Aquellos ermitaños de la montaña del Carmelo en Tierra Santa dedicaron a Santa María su iglesia, la que presidía el eremitorio, donde se reunían diariamente para la alabanza y la celebración de la liturgia. Y esta costumbre de dedicar sus iglesias a Nuestra Señora persistió a lo largo de los siglos en la Orden del Carmen, y de ahí, del Monte Carmelo, viene el nombre de Virgen del Carmen. Ellos tuvieron la conciencia de que esa nueva familia religiosa que comenzaba en el siglo XII había nacido para alabanza y gloria de la Santísima Virgen.

Aquellos primeros carmelitas sintieron que el Carmelo era una propiedad de María y ellos se tenían, en el sentido medieval de vasallaje, como propiedad personal de María, a la que debían servicio, imitación y por la que se sentían defendidos y amparados. De ese sentir a María como patrona van a tomar su título, ya que era costumbre medieval tomar el nombre de la persona bajo cuyo patronato uno se encontraba o vivía, de ahí que aquellos ermitaños comenzasen a llamarse los hermanos de la bienaventurada Virgen María.

Esa vida al servicio de la Virgen exigía al carmelita tratar de imitarla en todas sus virtudes, y es que buscar la conformidad con su vida era la mejor forma de honrarla y glorificarla. Bostio, autor carmelitano del siglo XV, decía que los verdaderos hijos o hermanos de los santos no son aquellos que están unidos con lazos de sangre, sino aquellos que imitan sus obras. Verdad es que nadie la igualó ni igualará, pero a pesar de ello debemos caminar sobre sus huellas.

Otra forma de expresar la devoción mariana que tuvieron los carmelitas de los primeros siglos fue la de llamar a María Hermana. Eran conscientes que esa denominación de María como Madre, Señora, Hermana, no tendría ningún sentido si no fuera acompañada de una vida a imitación de María.

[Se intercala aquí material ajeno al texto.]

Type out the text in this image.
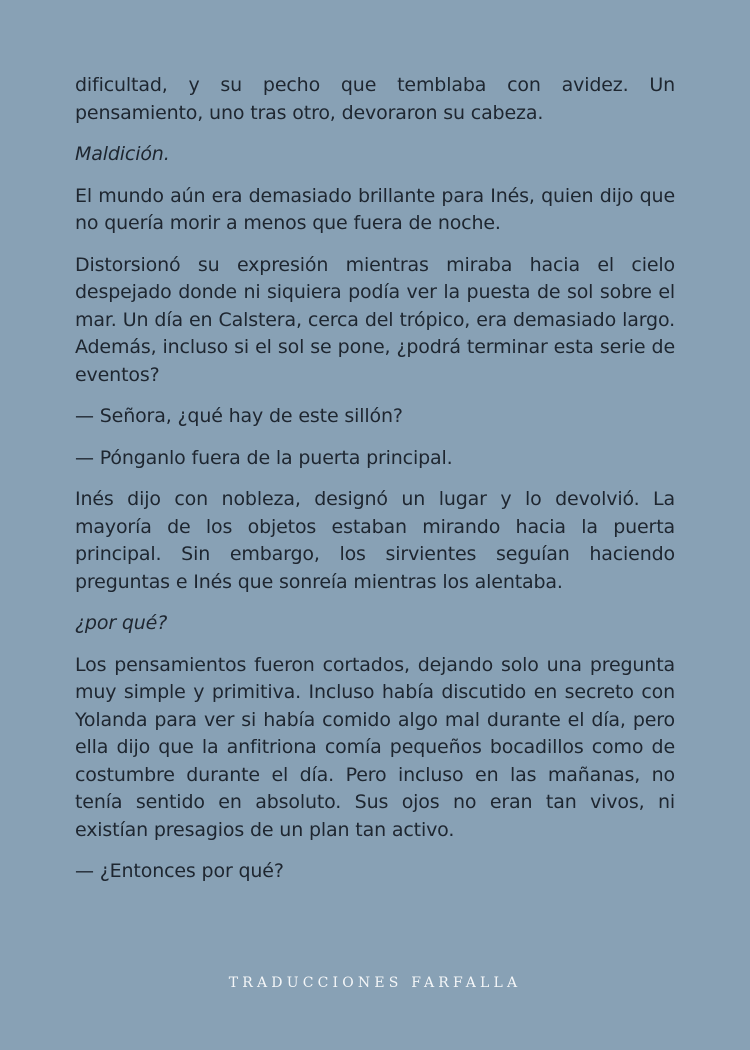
dificultad, y su pecho que temblaba con avidez. Un pensamiento, uno tras otro, devoraron su cabeza.

Maldición.

El mundo aún era demasiado brillante para Inés, quien dijo que no quería morir a menos que fuera de noche.

Distorsionó su expresión mientras miraba hacia el cielo despejado donde ni siquiera podía ver la puesta de sol sobre el mar. Un día en Calstera, cerca del trópico, era demasiado largo. Además, incluso si el sol se pone, ¿podrá terminar esta serie de eventos?

— Señora, ¿qué hay de este sillón?

— Pónganlo fuera de la puerta principal.

Inés dijo con nobleza, designó un lugar y lo devolvió. La mayoría de los objetos estaban mirando hacia la puerta principal. Sin embargo, los sirvientes seguían haciendo preguntas e Inés que sonreía mientras los alentaba.

¿por qué?

Los pensamientos fueron cortados, dejando solo una pregunta muy simple y primitiva. Incluso había discutido en secreto con Yolanda para ver si había comido algo mal durante el día, pero ella dijo que la anfitriona comía pequeños bocadillos como de costumbre durante el día. Pero incluso en las mañanas, no tenía sentido en absoluto. Sus ojos no eran tan vivos, ni existían presagios de un plan tan activo.

— ¿Entonces por qué?

TRADUCCIONES FARFALLA
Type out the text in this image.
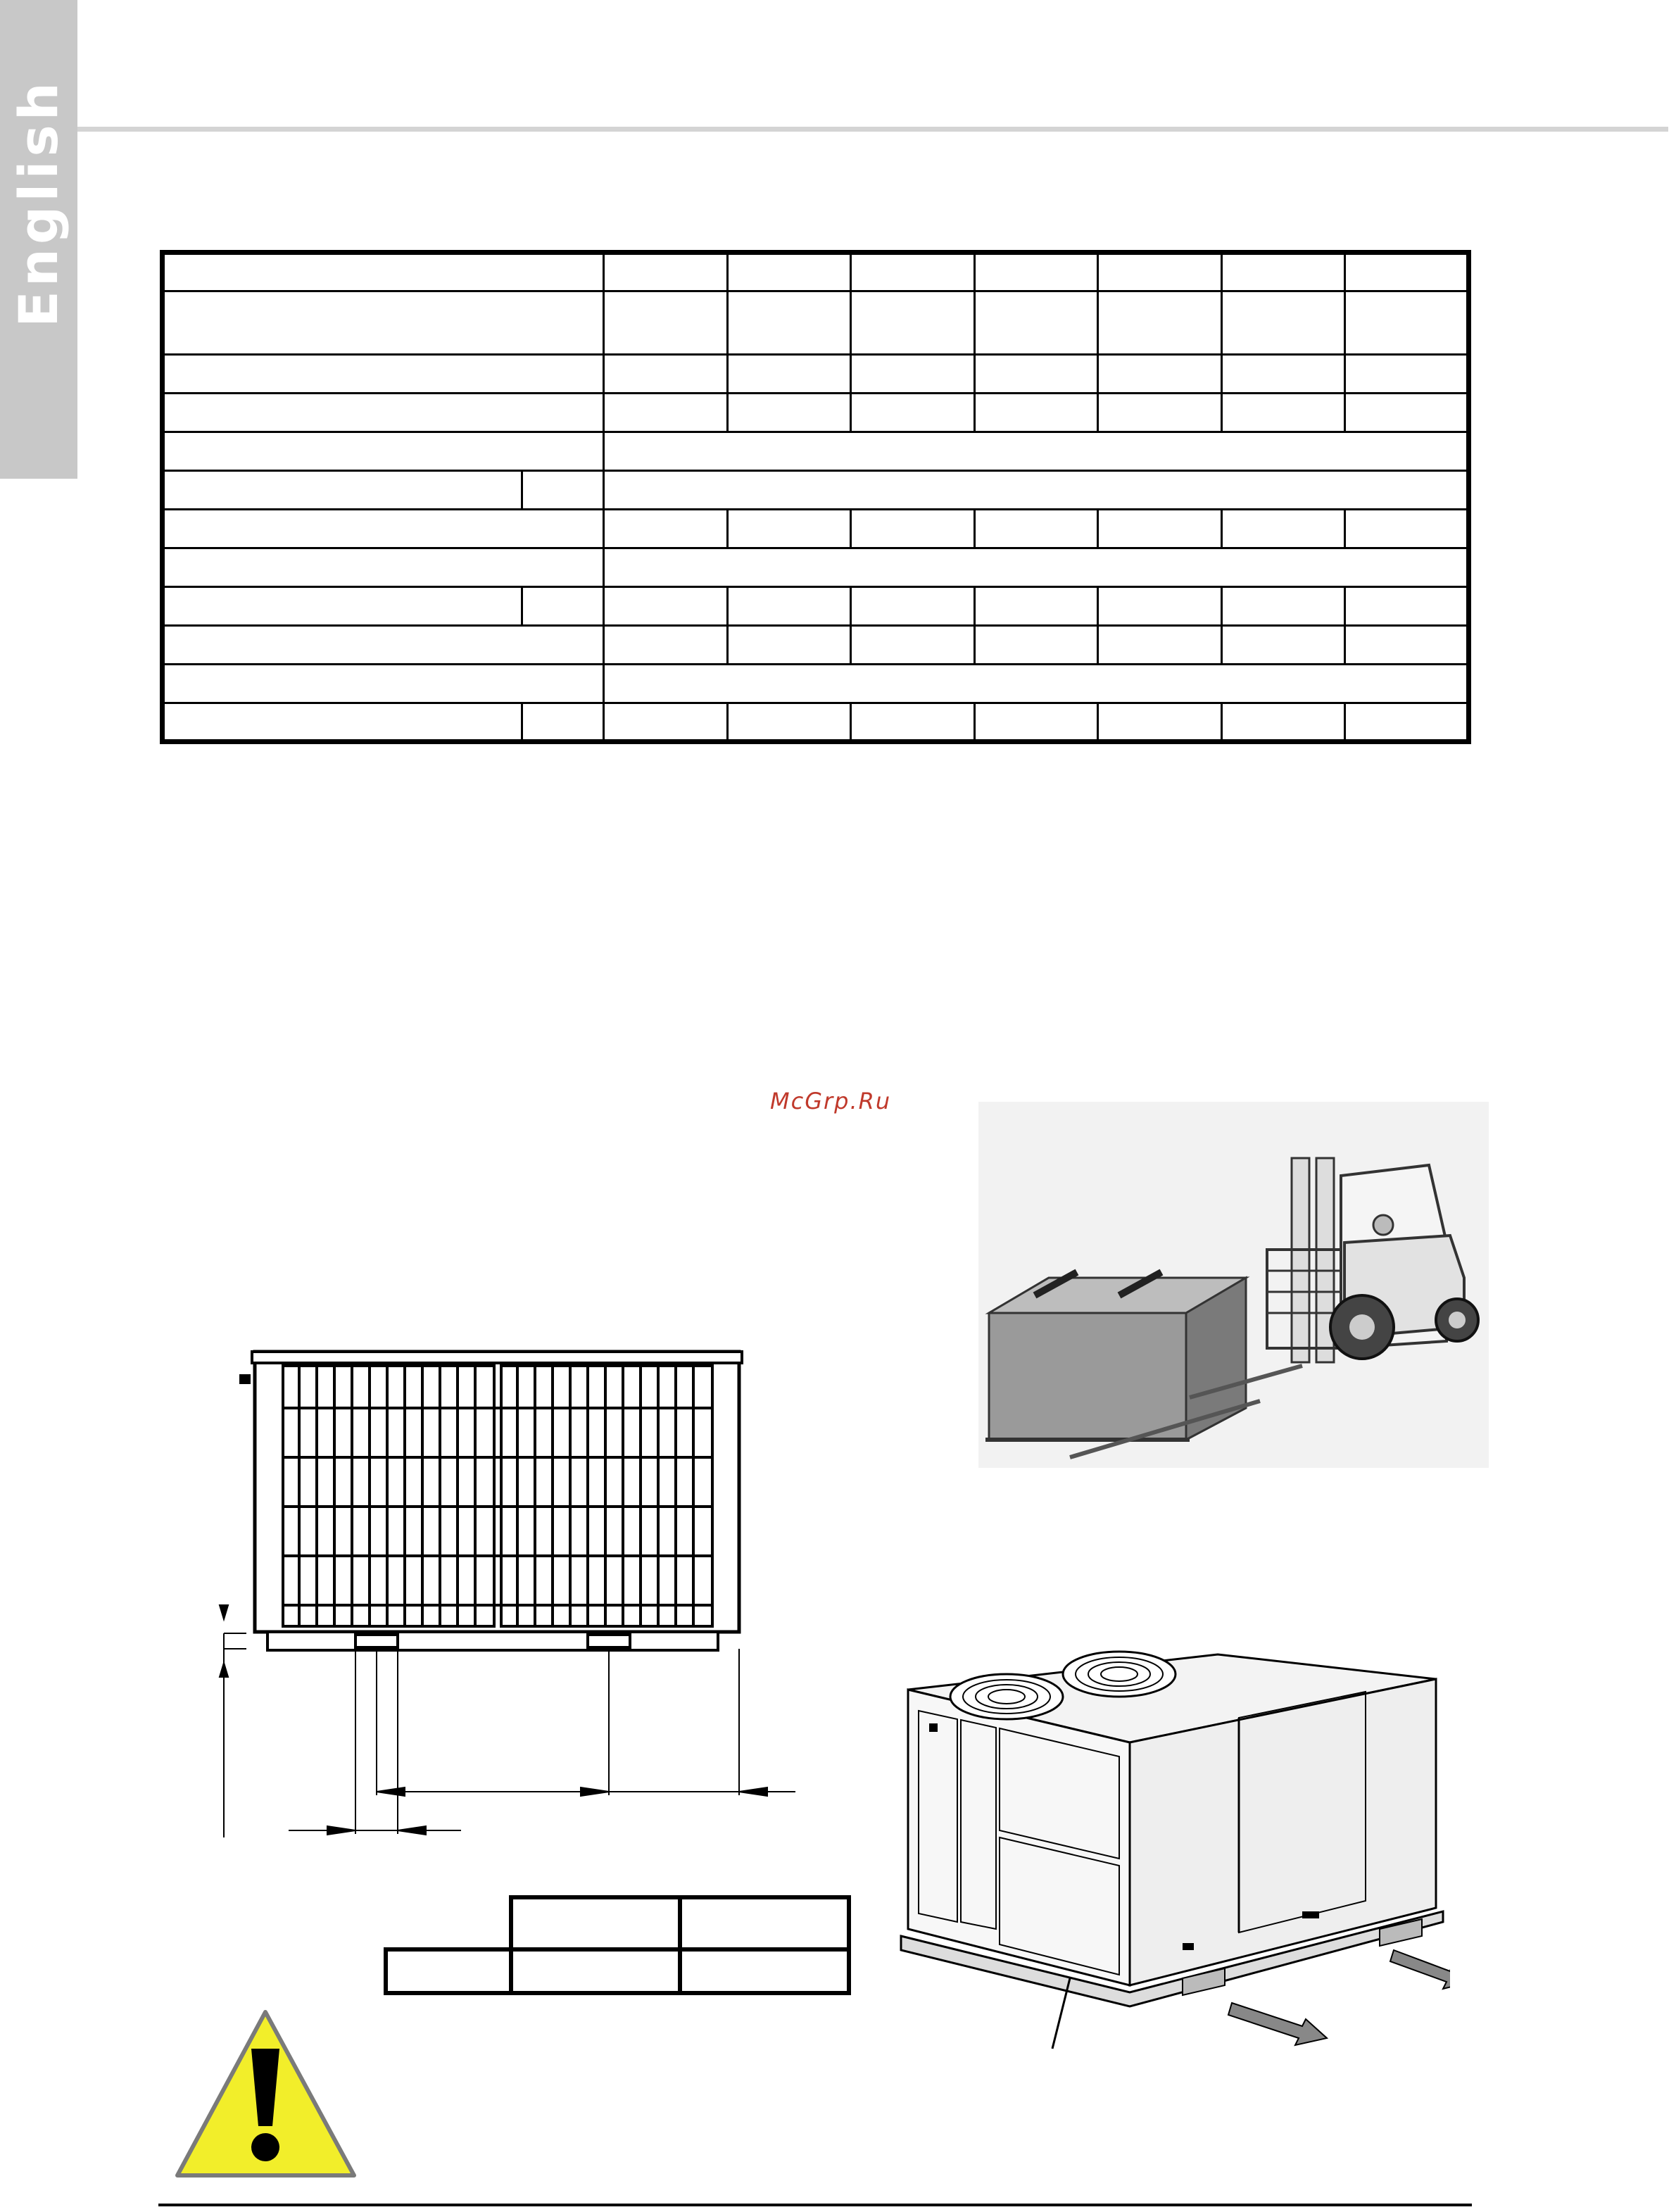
English

McGrp.Ru
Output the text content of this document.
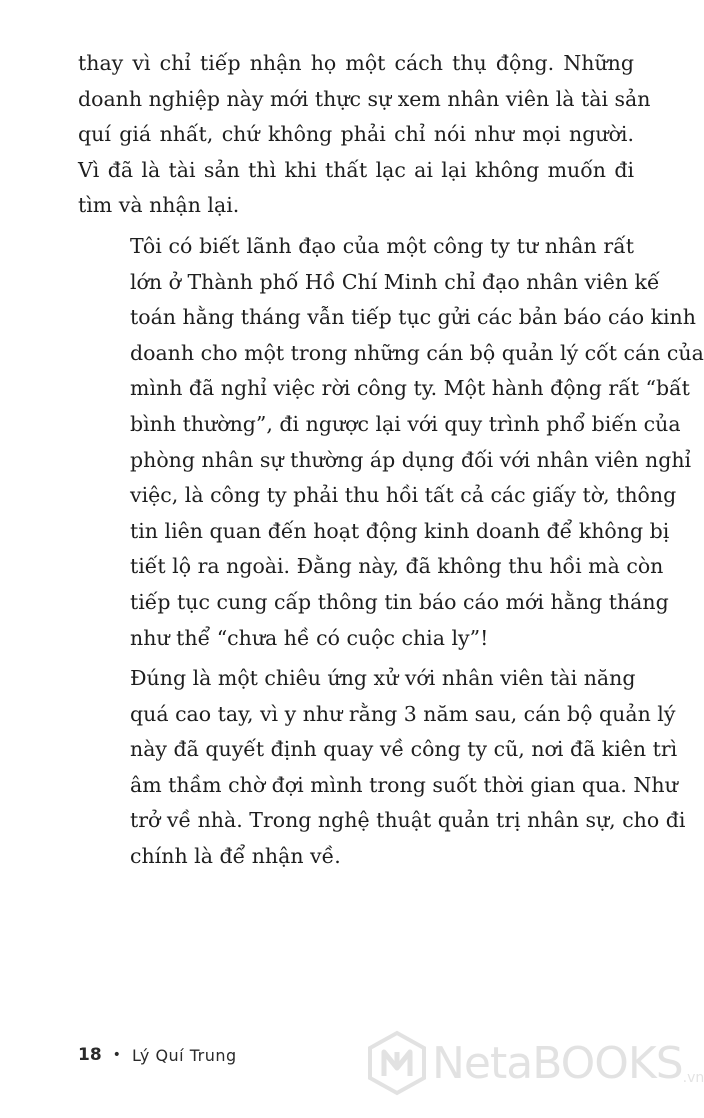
thay vì chỉ tiếp nhận họ một cách thụ động. Những
doanh nghiệp này mới thực sự xem nhân viên là tài sản
quí giá nhất, chứ không phải chỉ nói như mọi người.
Vì đã là tài sản thì khi thất lạc ai lại không muốn đi
tìm và nhận lại.
Tôi có biết lãnh đạo của một công ty tư nhân rất
lớn ở Thành phố Hồ Chí Minh chỉ đạo nhân viên kế
toán hằng tháng vẫn tiếp tục gửi các bản báo cáo kinh
doanh cho một trong những cán bộ quản lý cốt cán của
mình đã nghỉ việc rời công ty. Một hành động rất “bất
bình thường”, đi ngược lại với quy trình phổ biến của
phòng nhân sự thường áp dụng đối với nhân viên nghỉ
việc, là công ty phải thu hồi tất cả các giấy tờ, thông
tin liên quan đến hoạt động kinh doanh để không bị
tiết lộ ra ngoài. Đằng này, đã không thu hồi mà còn
tiếp tục cung cấp thông tin báo cáo mới hằng tháng
như thể “chưa hề có cuộc chia ly”!
Đúng là một chiêu ứng xử với nhân viên tài năng
quá cao tay, vì y như rằng 3 năm sau, cán bộ quản lý
này đã quyết định quay về công ty cũ, nơi đã kiên trì
âm thầm chờ đợi mình trong suốt thời gian qua. Như
trở về nhà. Trong nghệ thuật quản trị nhân sự, cho đi
chính là để nhận về.
18 • Lý Quí Trung	NetaBOOKS .vn
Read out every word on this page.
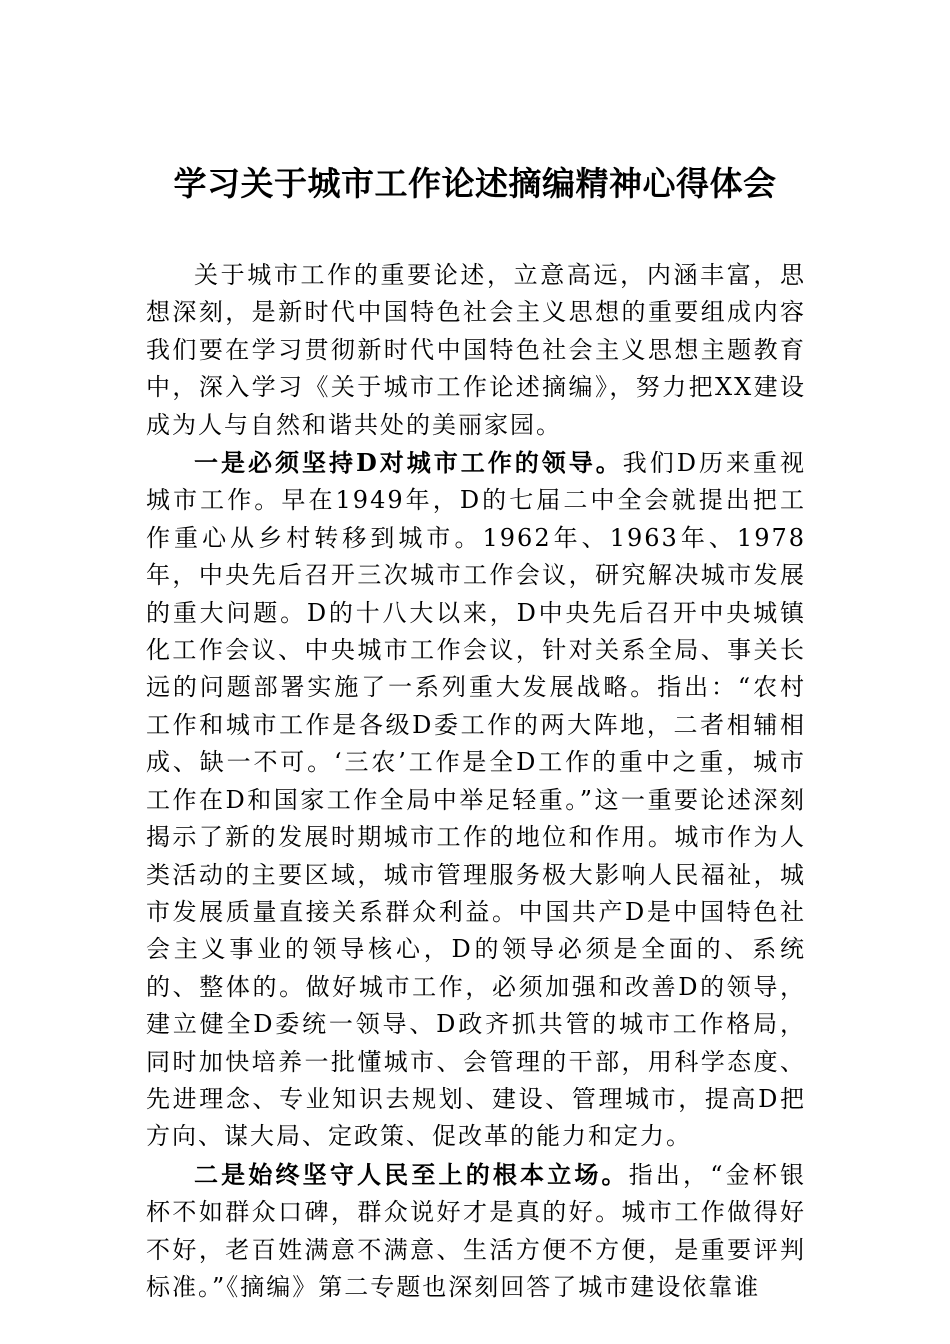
学习关于城市工作论述摘编精神心得体会

关于城市工作的重要论述，立意高远，内涵丰富，思想深刻，是新时代中国特色社会主义思想的重要组成内容我们要在学习贯彻新时代中国特色社会主义思想主题教育中，深入学习《关于城市工作论述摘编》，努力把XX建设成为人与自然和谐共处的美丽家园。

一是必须坚持D对城市工作的领导。我们D历来重视城市工作。早在1949年，D的七届二中全会就提出把工作重心从乡村转移到城市。1962年、1963年、1978年，中央先后召开三次城市工作会议，研究解决城市发展的重大问题。D的十八大以来，D中央先后召开中央城镇化工作会议、中央城市工作会议，针对关系全局、事关长远的问题部署实施了一系列重大发展战略。指出：“农村工作和城市工作是各级D委工作的两大阵地，二者相辅相成、缺一不可。‘三农’工作是全D工作的重中之重，城市工作在D和国家工作全局中举足轻重。”这一重要论述深刻揭示了新的发展时期城市工作的地位和作用。城市作为人类活动的主要区域，城市管理服务极大影响人民福祉，城市发展质量直接关系群众利益。中国共产D是中国特色社会主义事业的领导核心，D的领导必须是全面的、系统的、整体的。做好城市工作，必须加强和改善D的领导，建立健全D委统一领导、D政齐抓共管的城市工作格局，同时加快培养一批懂城市、会管理的干部，用科学态度、先进理念、专业知识去规划、建设、管理城市，提高D把方向、谋大局、定政策、促改革的能力和定力。

二是始终坚守人民至上的根本立场。指出，“金杯银杯不如群众口碑，群众说好才是真的好。城市工作做得好不好，老百姓满意不满意、生活方便不方便，是重要评判标准。”《摘编》第二专题也深刻回答了城市建设依靠谁
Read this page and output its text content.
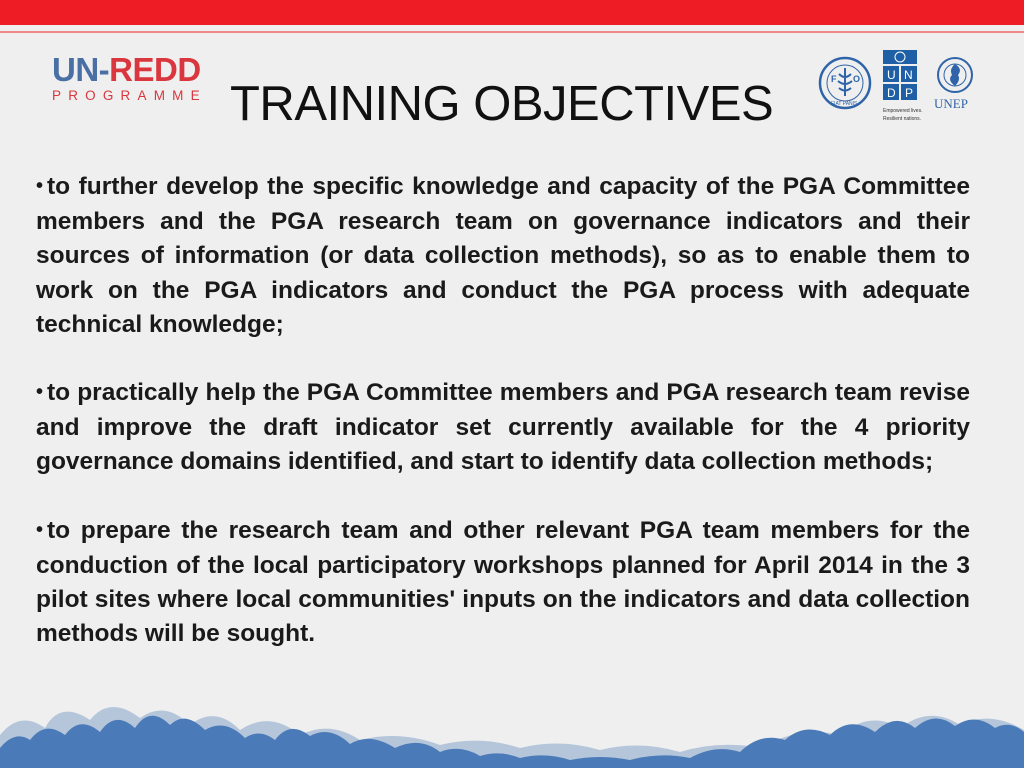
UN-REDD
PROGRAMME TRAINING OBJECTIVES	F O
FIAT PANIS
U N
D P
Empowered lives.
Resilient nations.
UNEP

• to further develop the specific knowledge and capacity of the PGA Committee members and the PGA research team on governance indicators and their sources of information (or data collection methods), so as to enable them to work on the PGA indicators and conduct the PGA process with adequate technical knowledge;

• to practically help the PGA Committee members and PGA research team revise and improve the draft indicator set currently available for the 4 priority governance domains identified, and start to identify data collection methods;

• to prepare the research team and other relevant PGA team members for the conduction of the local participatory workshops planned for April 2014 in the 3 pilot sites where local communities' inputs on the indicators and data collection methods will be sought.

No sólo era la señora del lugar, la Hermana o la Madre, era también para ellos la oyente de la palabra, la que la medita en su corazón, la que la pone en práctica con sus obras.  Por ello los primeros carmelitas, como confesaba su Regla, se dedicaban día y noche a meditar en la Ley del Señor. Y la meditación en la Ley del Señor los llevaba a poner en práctica lo que en ella encontraban, forjándose en las virtudes teologales, viviendo en plena confianza en Dios, en su amor providente, en la esperanza de saberse peregrino en tierra extraña al encuentro personal con Dios, en el amor, el amor concreto con los demás hermanos, compartiendo sus bienes, las cosas, teniéndolo todo en común. Mientras vivieron en tierra Santa esa consagración al Señor se traducía en un compromiso serio con aquella tierra en la que vivió el mismo Cristo, atendiendo, acogiendo y ejerciendo la hospitalidad con los peregrinos que en camino hacía Jerusalén pasaban por el monte Carmelo, que era la puerta de entrada a Tierra Santa. Todavía a finales del siglo XIX el peregrino español, natural de Teruel, Octavio Velasco del Real, que hizo la peregrinación de Roma a Jerusalén y gozó de la hospitalidad de los frailes del Monte Carmelo, recordaba que hoy ya no viven profetas en el Carmelo, pero en cambio el viajero se encuentra con una respetable e ilustre comunidad modelo de hospitalidad y buenas formas.